Multiplication and division are inverse operations. If 3 × 4 = 12, then 12 ÷ 3 = 4 and 12 ÷ 4 = 3. Division 'undoes' multiplication.
Use fact families: 3, 4, 12 creates four related facts (3 × 4, 4 × 3, 12 ÷ 3, 12 ÷ 4).
Not seeing the connection; confusing which number is the divisor.
You've already met division as equal sharing — splitting 12 apples equally among 3 friends gives 4 each. And you know multiplication as equal groups — 3 groups of 4 gives 12 total. Now you're seeing that these two operations are deeply connected: each one undoes the other. This relationship is so tight that multiplication and division are called inverse operations.

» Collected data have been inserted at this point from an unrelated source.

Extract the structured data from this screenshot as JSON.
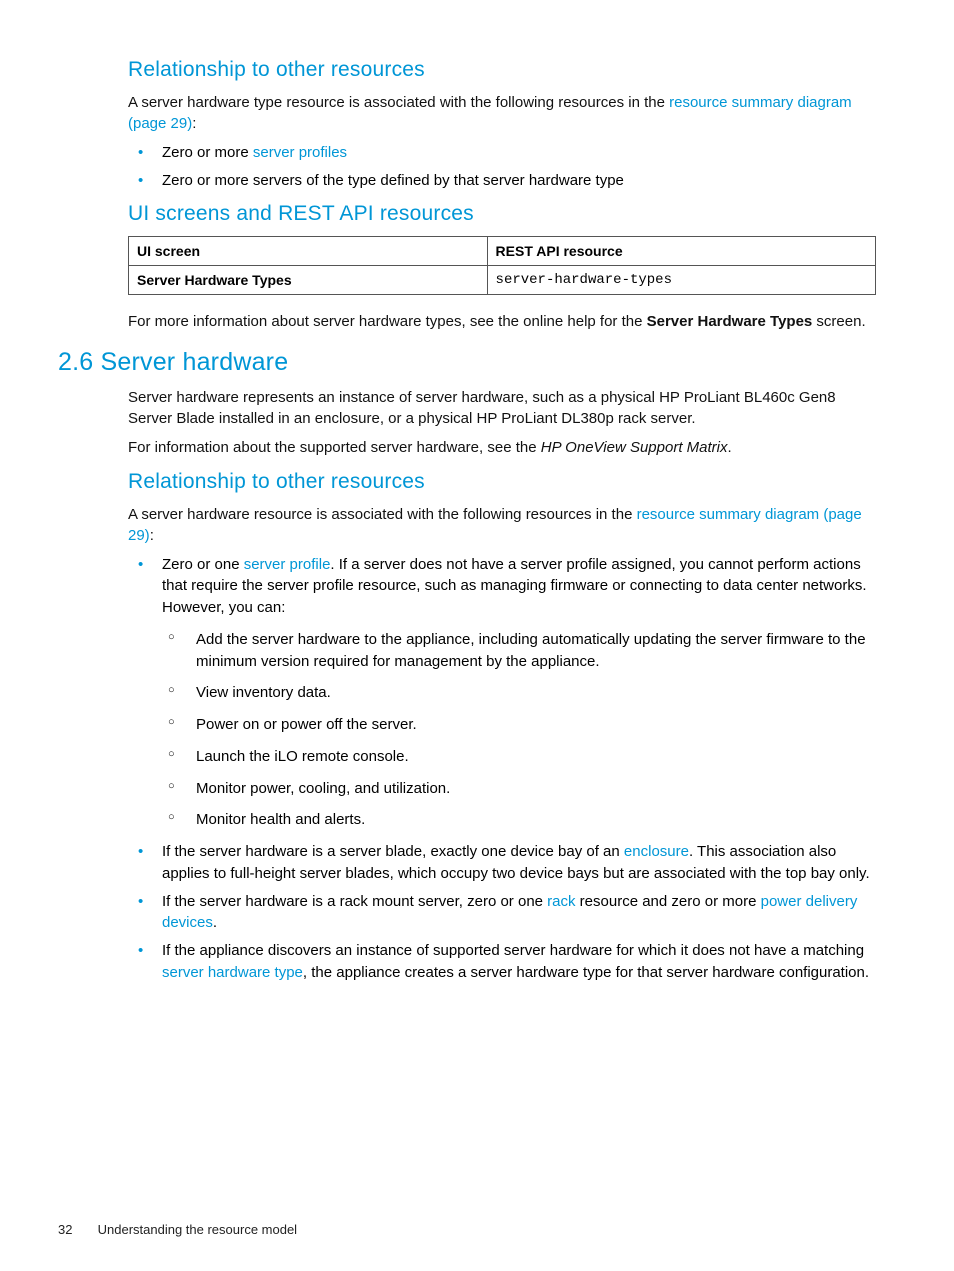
{
  "section1": {
    "heading": "Relationship to other resources",
    "p1_a": "A server hardware type resource is associated with the following resources in the ",
    "p1_link": "resource summary diagram (page 29)",
    "p1_b": ":",
    "bullets": {
      "b1_a": "Zero or more ",
      "b1_link": "server profiles",
      "b2": "Zero or more servers of the type defined by that server hardware type"
    }
  },
  "section2": {
    "heading": "UI screens and REST API resources",
    "table": {
      "th1": "UI screen",
      "th2": "REST API resource",
      "td1": "Server Hardware Types",
      "td2": "server-hardware-types"
    },
    "p_a": "For more information about server hardware types, see the online help for the ",
    "p_bold": "Server Hardware Types",
    "p_b": " screen."
  },
  "section3": {
    "heading": "2.6 Server hardware",
    "p1": "Server hardware represents an instance of server hardware, such as a physical HP ProLiant BL460c Gen8 Server Blade installed in an enclosure, or a physical HP ProLiant DL380p rack server.",
    "p2_a": "For information about the supported server hardware, see the ",
    "p2_italic": "HP OneView Support Matrix",
    "p2_b": "."
  },
  "section4": {
    "heading": "Relationship to other resources",
    "p1_a": "A server hardware resource is associated with the following resources in the ",
    "p1_link": "resource summary diagram (page 29)",
    "p1_b": ":",
    "b1_a": "Zero or one ",
    "b1_link": "server profile",
    "b1_b": ". If a server does not have a server profile assigned, you cannot perform actions that require the server profile resource, such as managing firmware or connecting to data center networks. However, you can:",
    "sub": {
      "s1": "Add the server hardware to the appliance, including automatically updating the server firmware to the minimum version required for management by the appliance.",
      "s2": "View inventory data.",
      "s3": "Power on or power off the server.",
      "s4": "Launch the iLO remote console.",
      "s5": "Monitor power, cooling, and utilization.",
      "s6": "Monitor health and alerts."
    },
    "b2_a": "If the server hardware is a server blade, exactly one device bay of an ",
    "b2_link": "enclosure",
    "b2_b": ". This association also applies to full-height server blades, which occupy two device bays but are associated with the top bay only.",
    "b3_a": "If the server hardware is a rack mount server, zero or one ",
    "b3_link1": "rack",
    "b3_b": " resource and zero or more ",
    "b3_link2": "power delivery devices",
    "b3_c": ".",
    "b4_a": "If the appliance discovers an instance of supported server hardware for which it does not have a matching ",
    "b4_link": "server hardware type",
    "b4_b": ", the appliance creates a server hardware type for that server hardware configuration."
  },
  "footer": {
    "page": "32",
    "title": "Understanding the resource model"
  }
}
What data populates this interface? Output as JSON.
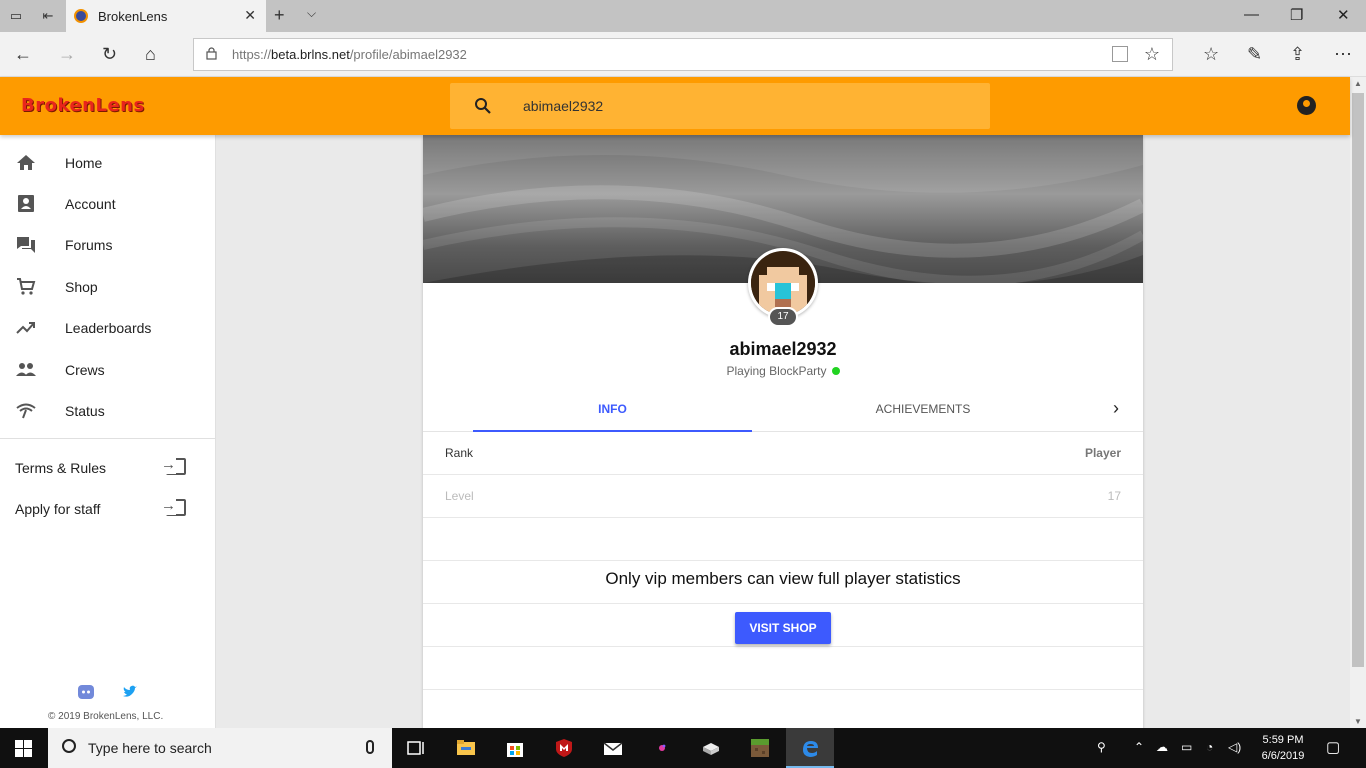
{
  "browser": {
    "tab_title": "BrokenLens",
    "url_prefix": "https://",
    "url_host": "beta.brlns.net",
    "url_path": "/profile/abimael2932"
  },
  "site": {
    "logo": "BrokenLens",
    "search_value": "abimael2932",
    "brand_color": "#fe9b00",
    "accent_color": "#3d5afe"
  },
  "sidebar": {
    "items": [
      {
        "label": "Home",
        "icon": "home-icon"
      },
      {
        "label": "Account",
        "icon": "account-box-icon"
      },
      {
        "label": "Forums",
        "icon": "forum-icon"
      },
      {
        "label": "Shop",
        "icon": "cart-icon"
      },
      {
        "label": "Leaderboards",
        "icon": "trending-up-icon"
      },
      {
        "label": "Crews",
        "icon": "people-icon"
      },
      {
        "label": "Status",
        "icon": "signal-icon"
      }
    ],
    "links": [
      {
        "label": "Terms & Rules"
      },
      {
        "label": "Apply for staff"
      }
    ],
    "copyright": "© 2019 BrokenLens, LLC."
  },
  "profile": {
    "username": "abimael2932",
    "level_badge": "17",
    "status": "Playing BlockParty",
    "tabs": [
      "INFO",
      "ACHIEVEMENTS"
    ],
    "rows": [
      {
        "key": "Rank",
        "value": "Player"
      },
      {
        "key": "Level",
        "value": "17"
      }
    ],
    "vip_message": "Only vip members can view full player statistics",
    "vip_button": "VISIT SHOP"
  },
  "taskbar": {
    "search_placeholder": "Type here to search",
    "time": "5:59 PM",
    "date": "6/6/2019"
  }
}
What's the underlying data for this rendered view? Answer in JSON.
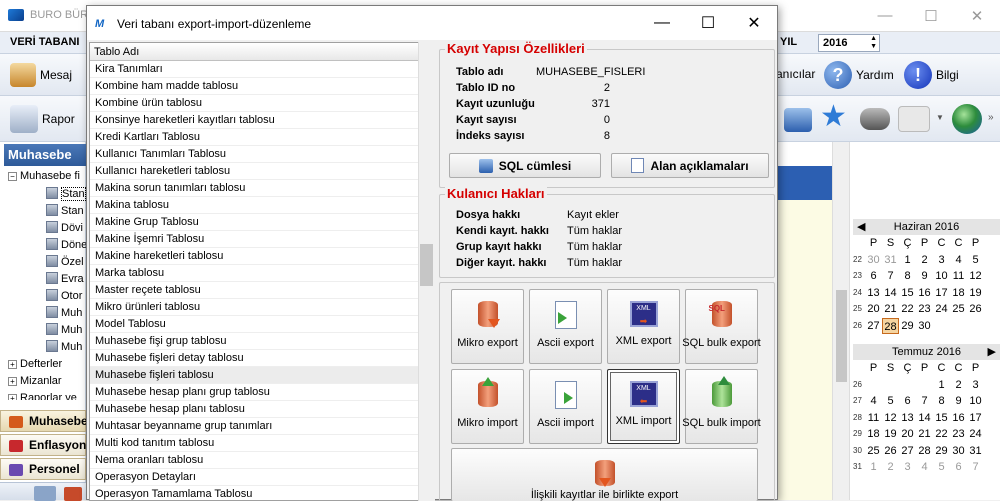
{
  "background_app": {
    "title": "BURO BÜR",
    "menu_left": "VERİ TABANI",
    "year_label": "YIL",
    "year_value": "2016",
    "toolbar1": {
      "mesaj": "Mesaj",
      "kullanicilar": "anıcılar",
      "yardim": "Yardım",
      "bilgi": "Bilgi"
    },
    "toolbar2": {
      "rapor": "Rapor"
    },
    "left_header": "Muhasebe",
    "tree": {
      "root": "Muhasebe fi",
      "children": [
        "Stan",
        "Stan",
        "Dövi",
        "Döne",
        "Özel",
        "Evra",
        "Otor",
        "Muh",
        "Muh",
        "Muh"
      ],
      "others": [
        "Defterler",
        "Mizanlar",
        "Raporlar ve"
      ]
    },
    "nav": [
      "Muhasebe",
      "Enflasyon",
      "Personel"
    ]
  },
  "calendar": {
    "june": {
      "title": "Haziran 2016",
      "days_header": [
        "P",
        "S",
        "Ç",
        "P",
        "C",
        "C",
        "P"
      ],
      "weeks": [
        {
          "wk": "22",
          "days": [
            "30",
            "31",
            "1",
            "2",
            "3",
            "4",
            "5"
          ]
        },
        {
          "wk": "23",
          "days": [
            "6",
            "7",
            "8",
            "9",
            "10",
            "11",
            "12"
          ]
        },
        {
          "wk": "24",
          "days": [
            "13",
            "14",
            "15",
            "16",
            "17",
            "18",
            "19"
          ]
        },
        {
          "wk": "25",
          "days": [
            "20",
            "21",
            "22",
            "23",
            "24",
            "25",
            "26"
          ]
        },
        {
          "wk": "26",
          "days": [
            "27",
            "28",
            "29",
            "30",
            "",
            "",
            ""
          ]
        }
      ],
      "today": "28"
    },
    "july": {
      "title": "Temmuz 2016",
      "days_header": [
        "P",
        "S",
        "Ç",
        "P",
        "C",
        "C",
        "P"
      ],
      "weeks": [
        {
          "wk": "26",
          "days": [
            "",
            "",
            "",
            "",
            "1",
            "2",
            "3"
          ]
        },
        {
          "wk": "27",
          "days": [
            "4",
            "5",
            "6",
            "7",
            "8",
            "9",
            "10"
          ]
        },
        {
          "wk": "28",
          "days": [
            "11",
            "12",
            "13",
            "14",
            "15",
            "16",
            "17"
          ]
        },
        {
          "wk": "29",
          "days": [
            "18",
            "19",
            "20",
            "21",
            "22",
            "23",
            "24"
          ]
        },
        {
          "wk": "30",
          "days": [
            "25",
            "26",
            "27",
            "28",
            "29",
            "30",
            "31"
          ]
        },
        {
          "wk": "31",
          "days": [
            "1",
            "2",
            "3",
            "4",
            "5",
            "6",
            "7"
          ]
        }
      ]
    }
  },
  "dialog": {
    "title": "Veri tabanı export-import-düzenleme",
    "list_header": "Tablo Adı",
    "tables": [
      "Kira Tanımları",
      "Kombine ham madde tablosu",
      "Kombine ürün tablosu",
      "Konsinye hareketleri kayıtları tablosu",
      "Kredi Kartları Tablosu",
      "Kullanıcı Tanımları Tablosu",
      "Kullanıcı hareketleri tablosu",
      "Makina sorun tanımları tablosu",
      "Makina tablosu",
      "Makine Grup Tablosu",
      "Makine İşemri Tablosu",
      "Makine hareketleri tablosu",
      "Marka tablosu",
      "Master reçete tablosu",
      "Mikro ürünleri tablosu",
      "Model Tablosu",
      "Muhasebe fişi grup tablosu",
      "Muhasebe fişleri detay tablosu",
      "Muhasebe fişleri tablosu",
      "Muhasebe hesap planı grup tablosu",
      "Muhasebe hesap planı tablosu",
      "Muhtasar beyanname grup tanımları",
      "Multi kod tanıtım tablosu",
      "Nema oranları tablosu",
      "Operasyon Detayları",
      "Operasyon Tamamlama Tablosu"
    ],
    "selected_index": 18,
    "record_props": {
      "title": "Kayıt Yapısı Özellikleri",
      "rows": [
        {
          "label": "Tablo adı",
          "value": "MUHASEBE_FISLERI"
        },
        {
          "label": "Tablo ID no",
          "value": "2"
        },
        {
          "label": "Kayıt uzunluğu",
          "value": "371"
        },
        {
          "label": "Kayıt sayısı",
          "value": "0"
        },
        {
          "label": "İndeks sayısı",
          "value": "8"
        }
      ],
      "sql_button": "SQL cümlesi",
      "fields_button": "Alan açıklamaları"
    },
    "rights": {
      "title": "Kulanıcı Hakları",
      "rows": [
        {
          "label": "Dosya hakkı",
          "value": "Kayıt ekler"
        },
        {
          "label": "Kendi kayıt. hakkı",
          "value": "Tüm haklar"
        },
        {
          "label": "Grup kayıt hakkı",
          "value": "Tüm haklar"
        },
        {
          "label": "Diğer kayıt. hakkı",
          "value": "Tüm haklar"
        }
      ]
    },
    "actions": {
      "mikro_export": "Mikro export",
      "ascii_export": "Ascii export",
      "xml_export": "XML export",
      "sql_bulk_export": "SQL bulk export",
      "mikro_import": "Mikro import",
      "ascii_import": "Ascii import",
      "xml_import": "XML import",
      "sql_bulk_import": "SQL bulk import",
      "related_export": "İlişkili kayıtlar ile birlikte export",
      "xml_icon_text": "XML",
      "sql_icon_text": "SQL"
    }
  }
}
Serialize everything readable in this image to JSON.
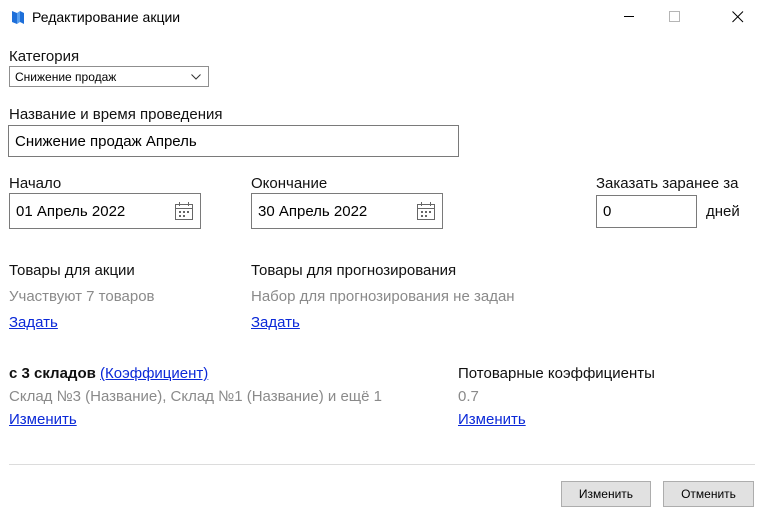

The cleanest way to see this is through a fact family. The three numbers 3, 4, and 12 are related in four ways: 3 × 4 = 12, 4 × 3 = 12, 12 ÷ 3 = 4, and 12 ÷ 4 = 3. All four equations describe the same situation — the same relationship between groups, items per group, and total — just phrased differently. Multiplication builds the total; division breaks the total back down. The fact family reveals the structure that ties them together.
This inverse relationship makes division learnable from multiplication. "What is 35 ÷ 7?" becomes "What number times 7 equals 35?" If you know 5 × 7 = 35, you immediately know 35 ÷ 7 = 5. This think multiplication strategy is the fastest reliable path to division fluency — you're not learning new facts, you're looking up answers you already know from a different angle. Notice that there are two division questions in every fact family: 12 ÷ 3 asks "how many in each group if 12 is split into 3 groups?" and 12 ÷ 4 asks "how many groups of 4 fit in 12?" Both use the same multiplication fact.
The word "inverse" means the operations cancel each other out: if you multiply a number by 4 and then divide by 4, you return to exactly where you started (12 × 4 ÷ 4 = 12). Addition and subtraction work the same way — adding 5 and then subtracting 5 returns you to the start. Seeing operations as paired inverses is one of the fundamental patterns of arithmetic, and it extends all the way through algebra, where solving equations means applying inverse operations to isolate an unknown.